—Clyde Russell is a Reuters market analyst. The views expressed are his own.—
By Clyde Russell
LAUNCESTON, Australia, Jan 13 (Reuters) - China’s record crude oil imports in December were an impressive way to end the year, but they were far from enough to outweigh soft growth for 2013 as a whole.
Crude imports were 6.31 million barrels per day (bpd) last month, boosted 10.1 percent over November’s 5.73 million bpd as two large refineries restarted operations after maintenance.
But overall crude imports for last year were 5.64 million bpd, a gain of 4 percent over 2012, well down from the 6.8 percent increase in 2012 from 2011.
The weakness in crude import growth is further underlined by looking at the fall in net imports of refined products.
China’s net crude imports for 2013 were 5.61 million bpd, as the country does export small amounts of oil. That was a gain from 2012 of about 250,000 bpd.
Net product imports dropped to 221,600 bpd last year, a loss of 84,000 bpd from 2012.
The change in net fuel imports was driven almost entirely by higher exports, with outbound product shipments rising to about 570,000 bpd from 2012’s 484,000 bpd, while product imports were largely steady.
Taken together, net crude and fuel imports last year were 5.83 million bpd, up about 160,000 bpd, or 2.8 percent, from 2012’s 5.67 million bpd.
This figure is a truer reflection of the overall state of Chinese import demand.
Put another way, while crude oil imports were about 230,000 bpd higher in 2013, exports of refined products rose about 86,000 bpd.
This means the increase in crude imports to meet rising domestic demand or for stockpiling was weaker than it may appear at first glance.
This in turn suggests the Chinese economy is using fuel more efficiently, as economic growth is likely to be around 7.6 percent for year to end-December, down only slightly from 7.9 percent in the previous year.
It’s also interesting to look at the breakdown of the trade in refined products.
Full-year figures are likely to be published next week, but in the 11 months to end-November, China’s exports of light diesel were about 55,200 bpd, up from the 32,500 bpd over the same period in 2012.
The real difference, though, was in diesel imports, which fell to about 10,200 bpd in the first 11 months of 2013 from about 30,500 bpd for the same period in 2012.

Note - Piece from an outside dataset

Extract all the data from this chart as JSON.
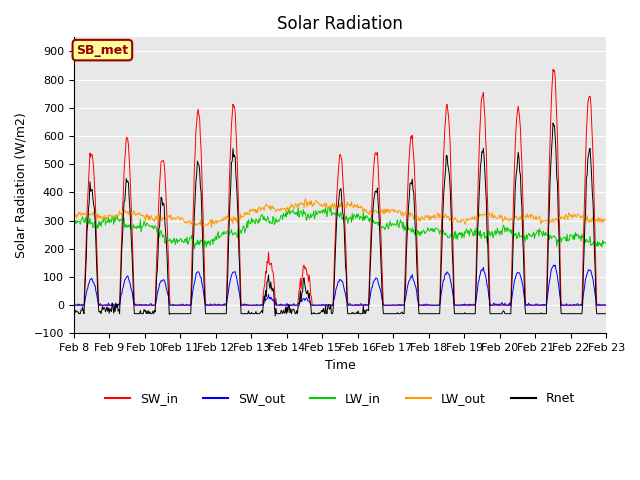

On a net basis, China exported about 45,000 bpd of diesel on the year to November, against net exports in 2012 of a tiny 2,000 bpd.
China imports virtually no gasoline, but exports surged to 109,000 bpd in the first 11 months of 2013 from about 57,000 bpd in the same period in 2012.

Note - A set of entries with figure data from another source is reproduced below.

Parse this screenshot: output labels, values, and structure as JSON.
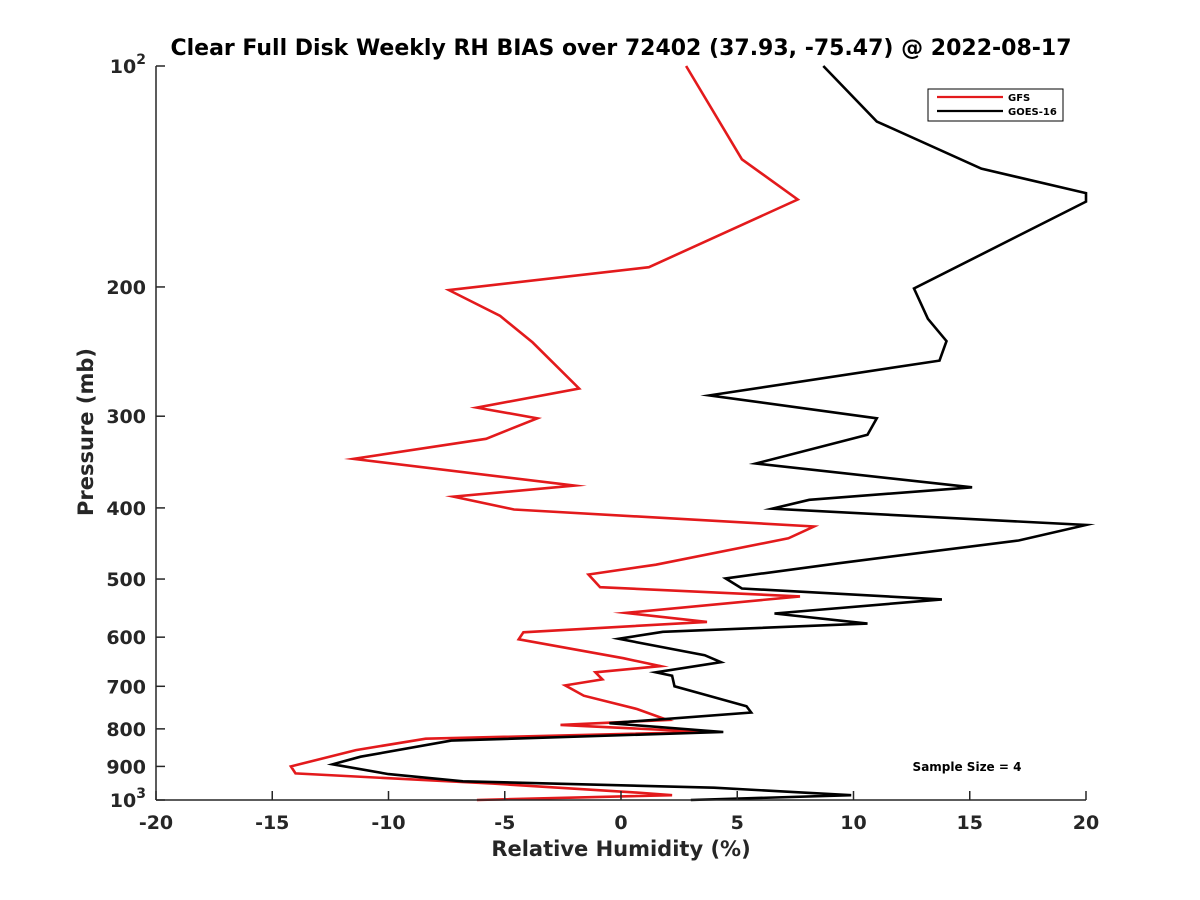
{
  "chart_data": {
    "type": "line",
    "title": "Clear Full Disk Weekly RH BIAS over 72402 (37.93, -75.47) @ 2022-08-17",
    "xlabel": "Relative Humidity (%)",
    "ylabel": "Pressure (mb)",
    "xlim": [
      -20,
      20
    ],
    "ylim": [
      100,
      1000
    ],
    "yscale": "log",
    "y_reversed": true,
    "x_ticks": [
      -20,
      -15,
      -10,
      -5,
      0,
      5,
      10,
      15,
      20
    ],
    "x_tick_labels": [
      "-20",
      "-15",
      "-10",
      "-5",
      "0",
      "5",
      "10",
      "15",
      "20"
    ],
    "y_ticks": [
      100,
      200,
      300,
      400,
      500,
      600,
      700,
      800,
      900,
      1000
    ],
    "y_tick_labels": [
      {
        "base": "10",
        "exp": "2"
      },
      {
        "base": "200",
        "exp": ""
      },
      {
        "base": "300",
        "exp": ""
      },
      {
        "base": "400",
        "exp": ""
      },
      {
        "base": "500",
        "exp": ""
      },
      {
        "base": "600",
        "exp": ""
      },
      {
        "base": "700",
        "exp": ""
      },
      {
        "base": "800",
        "exp": ""
      },
      {
        "base": "900",
        "exp": ""
      },
      {
        "base": "10",
        "exp": "3"
      }
    ],
    "grid": false,
    "legend_position": "top-right",
    "annotation": "Sample Size = 4",
    "series": [
      {
        "name": "GFS",
        "color": "#e31a1c",
        "points": [
          [
            2.8,
            100
          ],
          [
            5.2,
            134
          ],
          [
            7.6,
            152
          ],
          [
            1.2,
            188
          ],
          [
            -7.4,
            202
          ],
          [
            -5.2,
            219
          ],
          [
            -3.8,
            238
          ],
          [
            -1.8,
            275
          ],
          [
            -6.2,
            292
          ],
          [
            -3.6,
            302
          ],
          [
            -5.8,
            322
          ],
          [
            -11.5,
            343
          ],
          [
            -2.0,
            373
          ],
          [
            -7.2,
            386
          ],
          [
            -4.6,
            402
          ],
          [
            8.3,
            424
          ],
          [
            7.2,
            440
          ],
          [
            1.5,
            478
          ],
          [
            -1.4,
            493
          ],
          [
            -0.9,
            513
          ],
          [
            7.7,
            528
          ],
          [
            0.2,
            556
          ],
          [
            3.7,
            572
          ],
          [
            -4.2,
            591
          ],
          [
            -4.4,
            604
          ],
          [
            0.1,
            641
          ],
          [
            1.7,
            657
          ],
          [
            -1.1,
            670
          ],
          [
            -0.8,
            685
          ],
          [
            -2.4,
            698
          ],
          [
            -1.6,
            721
          ],
          [
            0.7,
            752
          ],
          [
            2.0,
            778
          ],
          [
            -2.6,
            790
          ],
          [
            3.7,
            808
          ],
          [
            -8.4,
            825
          ],
          [
            -11.4,
            855
          ],
          [
            -14.2,
            900
          ],
          [
            -14.0,
            920
          ],
          [
            -5.5,
            950
          ],
          [
            0.5,
            976
          ],
          [
            2.2,
            985
          ],
          [
            -6.2,
            1000
          ]
        ]
      },
      {
        "name": "GOES-16",
        "color": "#000000",
        "points": [
          [
            8.7,
            100
          ],
          [
            11.0,
            119
          ],
          [
            15.5,
            138
          ],
          [
            20.0,
            149
          ],
          [
            20.0,
            153
          ],
          [
            12.6,
            201
          ],
          [
            13.2,
            221
          ],
          [
            14.0,
            237
          ],
          [
            13.7,
            252
          ],
          [
            3.8,
            281
          ],
          [
            11.0,
            302
          ],
          [
            10.6,
            318
          ],
          [
            5.8,
            348
          ],
          [
            15.1,
            375
          ],
          [
            8.1,
            390
          ],
          [
            6.5,
            401
          ],
          [
            20.0,
            422
          ],
          [
            17.1,
            443
          ],
          [
            9.3,
            476
          ],
          [
            4.5,
            499
          ],
          [
            5.2,
            515
          ],
          [
            13.8,
            533
          ],
          [
            6.6,
            557
          ],
          [
            10.6,
            575
          ],
          [
            1.8,
            590
          ],
          [
            -0.1,
            603
          ],
          [
            3.6,
            635
          ],
          [
            4.3,
            649
          ],
          [
            1.5,
            670
          ],
          [
            2.2,
            677
          ],
          [
            2.3,
            700
          ],
          [
            3.5,
            717
          ],
          [
            5.4,
            745
          ],
          [
            5.6,
            760
          ],
          [
            -0.5,
            786
          ],
          [
            4.4,
            808
          ],
          [
            -7.3,
            830
          ],
          [
            -11.2,
            873
          ],
          [
            -12.4,
            894
          ],
          [
            -10.0,
            922
          ],
          [
            -6.8,
            943
          ],
          [
            4.0,
            962
          ],
          [
            9.9,
            985
          ],
          [
            3.0,
            1000
          ]
        ]
      }
    ]
  }
}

The big import item is fuel oil, which is used as a feedstock by smaller, private refiners. The significant thing to note here is that for the first 11 months imports were largely steady, with 2013 recording 443,000 bpd, down fractionally from 454,000 bpd for the same period in 2012.
This trend is likely to continue with more Chinese refining capacity coming onstream in 2014 and a gradual shift toward allowing private refiners to import crude rather than fuel oil.
Two major new refineries, PetroChina Co Ltd’s Sichuan and Sinochem Corp’s Quanzhou, with a combined capacity of 440,000 bpd, are also currently starting up and should be fully operational in the first quarter of this year.
This means crude imports are likely to be higher in 2014, but again the key factor to watch will be product exports.
Higher product exports should put pressure on Asian refining margins, only it’s far from certain that the extra refining capacity will end up as product exports, as government permits are still required.